Primary and acquired resistance is the main reason for progression disease when patients received TKIs treatment. Currently, we know much about the mechanisms for resistance of EGFR-targeted treatment, but researches about resistance to HER2-targerted inhibitors in NSCLC patients are lacking. Chuang et al. (13) suggested PIK3CA mutation and HER2 gene amplification may be the potential mechanisms for resistance during HER2-targeted treatment. However, the results were analyzed from four cases, which is hard to reach statistical significance. Herein, we performed NGS for nine patients when progression on afatinib treatment. Of three patients harbored secondary HER2 alterations, two carried a HER2 exon 20 insertion and another carried HER2 amplification as secondary alteration. Previous studies demonstrated that secondary ALK mutations could induce resistance of ALK inhibitors (28, 29). Whether HER2 secondary alterations resistance mechanism to afatinib need to be determined in further studies. In addition, we found TP53 was recurrently mutated (44%) in afatinib-resistant patients. Several studies reported that TP53 mutations were associated with inferior clinical effect of EGFR-targeted inhibitors (30–32). One patient harbored TP53 and RB1 co-mutations, which were associated with an increasing risk for small cell transformation and resistance to TKIs treatment (33–36).

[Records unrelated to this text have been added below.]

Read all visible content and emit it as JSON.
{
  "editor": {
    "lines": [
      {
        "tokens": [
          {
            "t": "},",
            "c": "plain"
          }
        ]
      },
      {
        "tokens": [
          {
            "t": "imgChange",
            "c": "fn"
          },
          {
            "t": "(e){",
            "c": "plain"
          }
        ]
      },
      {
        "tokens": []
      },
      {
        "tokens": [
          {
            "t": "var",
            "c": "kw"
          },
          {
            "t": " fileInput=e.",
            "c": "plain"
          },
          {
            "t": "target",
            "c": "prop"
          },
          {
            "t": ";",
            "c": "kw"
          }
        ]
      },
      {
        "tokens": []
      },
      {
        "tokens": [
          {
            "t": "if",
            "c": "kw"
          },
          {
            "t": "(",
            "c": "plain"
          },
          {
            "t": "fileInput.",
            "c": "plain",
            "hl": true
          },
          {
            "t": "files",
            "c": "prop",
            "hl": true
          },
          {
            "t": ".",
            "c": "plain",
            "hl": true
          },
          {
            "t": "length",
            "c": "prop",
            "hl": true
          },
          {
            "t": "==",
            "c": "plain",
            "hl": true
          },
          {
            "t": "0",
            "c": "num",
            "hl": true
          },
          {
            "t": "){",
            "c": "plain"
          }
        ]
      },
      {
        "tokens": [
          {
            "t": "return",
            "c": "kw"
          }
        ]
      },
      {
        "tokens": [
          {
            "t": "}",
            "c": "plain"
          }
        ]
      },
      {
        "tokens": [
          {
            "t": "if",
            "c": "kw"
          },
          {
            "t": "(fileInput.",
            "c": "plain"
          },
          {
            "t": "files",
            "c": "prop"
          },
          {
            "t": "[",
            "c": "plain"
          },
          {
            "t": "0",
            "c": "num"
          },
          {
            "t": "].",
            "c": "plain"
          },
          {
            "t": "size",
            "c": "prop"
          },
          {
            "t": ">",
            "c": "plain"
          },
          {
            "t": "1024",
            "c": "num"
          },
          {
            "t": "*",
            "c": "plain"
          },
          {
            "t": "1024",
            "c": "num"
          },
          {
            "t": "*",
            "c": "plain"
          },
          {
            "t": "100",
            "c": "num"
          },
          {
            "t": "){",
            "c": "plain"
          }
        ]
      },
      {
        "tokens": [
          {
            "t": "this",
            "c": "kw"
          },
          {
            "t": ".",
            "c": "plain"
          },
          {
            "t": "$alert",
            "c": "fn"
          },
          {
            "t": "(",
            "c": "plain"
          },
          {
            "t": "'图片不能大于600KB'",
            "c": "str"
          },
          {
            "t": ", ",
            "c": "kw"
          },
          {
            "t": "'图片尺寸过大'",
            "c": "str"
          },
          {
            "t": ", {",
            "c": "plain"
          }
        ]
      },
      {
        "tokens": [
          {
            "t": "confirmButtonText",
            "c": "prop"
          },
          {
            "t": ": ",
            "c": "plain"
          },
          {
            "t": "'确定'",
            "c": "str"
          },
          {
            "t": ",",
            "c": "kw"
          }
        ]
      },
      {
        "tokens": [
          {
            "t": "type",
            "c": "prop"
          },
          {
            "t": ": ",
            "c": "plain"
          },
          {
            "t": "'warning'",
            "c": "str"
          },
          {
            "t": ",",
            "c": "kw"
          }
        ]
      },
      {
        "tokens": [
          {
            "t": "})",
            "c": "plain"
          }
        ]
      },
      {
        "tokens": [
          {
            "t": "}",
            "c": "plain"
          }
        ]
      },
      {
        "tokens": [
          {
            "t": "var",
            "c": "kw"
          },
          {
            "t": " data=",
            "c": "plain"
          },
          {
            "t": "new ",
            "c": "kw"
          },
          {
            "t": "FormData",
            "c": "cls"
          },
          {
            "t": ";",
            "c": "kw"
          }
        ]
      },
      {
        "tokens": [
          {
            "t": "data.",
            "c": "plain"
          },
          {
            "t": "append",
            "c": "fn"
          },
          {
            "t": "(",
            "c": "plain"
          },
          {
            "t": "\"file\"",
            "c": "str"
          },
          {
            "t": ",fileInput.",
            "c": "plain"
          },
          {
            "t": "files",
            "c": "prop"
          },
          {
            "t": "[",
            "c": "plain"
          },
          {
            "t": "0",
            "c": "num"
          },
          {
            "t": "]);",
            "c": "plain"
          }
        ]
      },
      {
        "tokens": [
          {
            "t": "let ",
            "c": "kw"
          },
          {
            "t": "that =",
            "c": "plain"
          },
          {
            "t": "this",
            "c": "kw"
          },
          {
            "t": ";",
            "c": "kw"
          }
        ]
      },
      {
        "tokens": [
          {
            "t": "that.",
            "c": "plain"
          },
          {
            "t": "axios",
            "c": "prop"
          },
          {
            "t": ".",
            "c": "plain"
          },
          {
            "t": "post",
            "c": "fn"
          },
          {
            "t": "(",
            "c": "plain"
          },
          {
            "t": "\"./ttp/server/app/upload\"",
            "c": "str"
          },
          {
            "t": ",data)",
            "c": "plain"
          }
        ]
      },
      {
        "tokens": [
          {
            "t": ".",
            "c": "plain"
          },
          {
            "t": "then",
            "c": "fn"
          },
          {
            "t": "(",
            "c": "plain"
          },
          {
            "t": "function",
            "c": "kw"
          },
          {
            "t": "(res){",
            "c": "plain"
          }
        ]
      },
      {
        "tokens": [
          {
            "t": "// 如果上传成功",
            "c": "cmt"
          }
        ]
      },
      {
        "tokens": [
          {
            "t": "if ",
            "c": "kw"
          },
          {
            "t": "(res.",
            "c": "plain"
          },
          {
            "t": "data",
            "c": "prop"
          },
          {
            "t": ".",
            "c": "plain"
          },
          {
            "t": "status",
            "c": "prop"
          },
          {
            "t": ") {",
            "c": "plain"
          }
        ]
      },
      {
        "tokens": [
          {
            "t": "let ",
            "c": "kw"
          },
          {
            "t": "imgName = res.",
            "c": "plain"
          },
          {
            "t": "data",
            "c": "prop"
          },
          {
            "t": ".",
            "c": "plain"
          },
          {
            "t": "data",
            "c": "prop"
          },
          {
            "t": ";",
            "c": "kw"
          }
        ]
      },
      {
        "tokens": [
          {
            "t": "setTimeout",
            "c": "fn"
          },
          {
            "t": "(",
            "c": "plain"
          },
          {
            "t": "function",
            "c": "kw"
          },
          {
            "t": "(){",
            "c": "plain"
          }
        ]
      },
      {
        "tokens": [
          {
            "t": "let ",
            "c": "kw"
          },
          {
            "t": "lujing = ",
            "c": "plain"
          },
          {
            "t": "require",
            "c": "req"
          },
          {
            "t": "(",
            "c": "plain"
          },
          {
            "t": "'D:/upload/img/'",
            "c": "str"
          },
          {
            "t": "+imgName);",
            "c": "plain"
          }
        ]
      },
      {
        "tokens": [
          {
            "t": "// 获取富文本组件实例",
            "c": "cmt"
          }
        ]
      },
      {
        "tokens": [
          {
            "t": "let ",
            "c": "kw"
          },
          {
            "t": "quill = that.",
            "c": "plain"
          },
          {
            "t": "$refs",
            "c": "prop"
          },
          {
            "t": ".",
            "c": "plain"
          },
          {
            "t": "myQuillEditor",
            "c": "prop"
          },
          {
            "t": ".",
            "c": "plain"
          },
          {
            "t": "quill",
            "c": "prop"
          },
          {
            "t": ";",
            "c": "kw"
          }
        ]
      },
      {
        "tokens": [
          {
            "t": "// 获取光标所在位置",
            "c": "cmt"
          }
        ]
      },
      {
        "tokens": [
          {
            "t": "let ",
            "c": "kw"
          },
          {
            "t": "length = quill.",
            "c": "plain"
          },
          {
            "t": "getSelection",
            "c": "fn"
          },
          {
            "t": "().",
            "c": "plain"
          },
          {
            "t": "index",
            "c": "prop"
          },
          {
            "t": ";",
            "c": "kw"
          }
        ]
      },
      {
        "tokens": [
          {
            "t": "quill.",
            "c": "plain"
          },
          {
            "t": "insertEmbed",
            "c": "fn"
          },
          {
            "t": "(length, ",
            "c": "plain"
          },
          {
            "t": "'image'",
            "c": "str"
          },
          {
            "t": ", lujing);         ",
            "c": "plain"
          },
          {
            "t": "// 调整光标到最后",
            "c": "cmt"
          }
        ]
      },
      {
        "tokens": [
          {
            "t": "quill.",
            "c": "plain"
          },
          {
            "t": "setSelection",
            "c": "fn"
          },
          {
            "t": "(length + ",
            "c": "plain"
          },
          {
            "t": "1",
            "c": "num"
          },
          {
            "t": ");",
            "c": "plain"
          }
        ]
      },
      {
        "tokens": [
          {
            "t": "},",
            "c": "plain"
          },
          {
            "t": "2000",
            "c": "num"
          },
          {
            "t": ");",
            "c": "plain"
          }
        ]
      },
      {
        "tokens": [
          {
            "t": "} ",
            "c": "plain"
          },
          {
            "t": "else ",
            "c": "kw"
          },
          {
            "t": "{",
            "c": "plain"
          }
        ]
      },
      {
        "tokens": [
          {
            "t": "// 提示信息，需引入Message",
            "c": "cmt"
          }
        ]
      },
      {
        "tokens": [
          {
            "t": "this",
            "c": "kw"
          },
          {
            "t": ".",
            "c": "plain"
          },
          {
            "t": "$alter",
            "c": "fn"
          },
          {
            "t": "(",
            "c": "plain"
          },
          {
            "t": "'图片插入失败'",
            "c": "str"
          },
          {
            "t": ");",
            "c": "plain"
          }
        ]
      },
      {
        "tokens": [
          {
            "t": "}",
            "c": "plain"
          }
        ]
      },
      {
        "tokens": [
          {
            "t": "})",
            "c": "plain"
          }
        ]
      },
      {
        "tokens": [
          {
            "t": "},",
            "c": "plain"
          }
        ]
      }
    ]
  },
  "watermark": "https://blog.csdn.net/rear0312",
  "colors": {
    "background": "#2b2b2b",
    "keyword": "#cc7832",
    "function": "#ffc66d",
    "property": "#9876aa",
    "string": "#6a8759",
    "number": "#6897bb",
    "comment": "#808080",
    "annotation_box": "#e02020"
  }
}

This study still has several limitations. Firstly, we cannot completely avoid the reporting bias because of this work’s retrospective nature. Secondly, due to a lack of control arm, comparison with other therapies was not feasible. Thirdly, only nine patients were performed NGS when progression, so these data cannot fully reflect the whole cohort and no statistical significance can be reached about resistance of afatinib. Despite these limitations, this study provides deep insights into clinical activity of afatinib in NSCLC with HER2 alterations.

Conclusion

Our results suggest that afatinib has a potential efficacy in these patients, especially in the patients with HER2 amplification or other pathologic mutations in exons except exon 20. Further studies, especially prospective studies, are warranted to investigate the clinical activity of afatinib and the mechanism of resistance to HER2-targeted therapy.

Data Availability Statement

The original contributions presented in the study are included in the article. Further inquiries can be directed to the corresponding authors.

Ethics Statement

The studies involving human participants were reviewed and approved by Zhejiang Cancer Hospital. The patients/participants provided their written informed consent to participate in this study.

Author Contributions

All authors listed have made a substantial, direct, and intellectual contribution to the work, and approved it for publication. ZS and QL contributed to the study design. All authors were responsible for interpretation of the results. ZS and SC contributed to statistical analysis. ZS and SC prepared the manuscript. All authors contributed to the article and approved the submitted version.

Conflict of Interest

Authors SC and GW were employed by company 3D Medicines Inc.

The remaining authors declare that the research was conducted in the absence of any commercial or financial relationships that could be construed as a potential conflict of interest.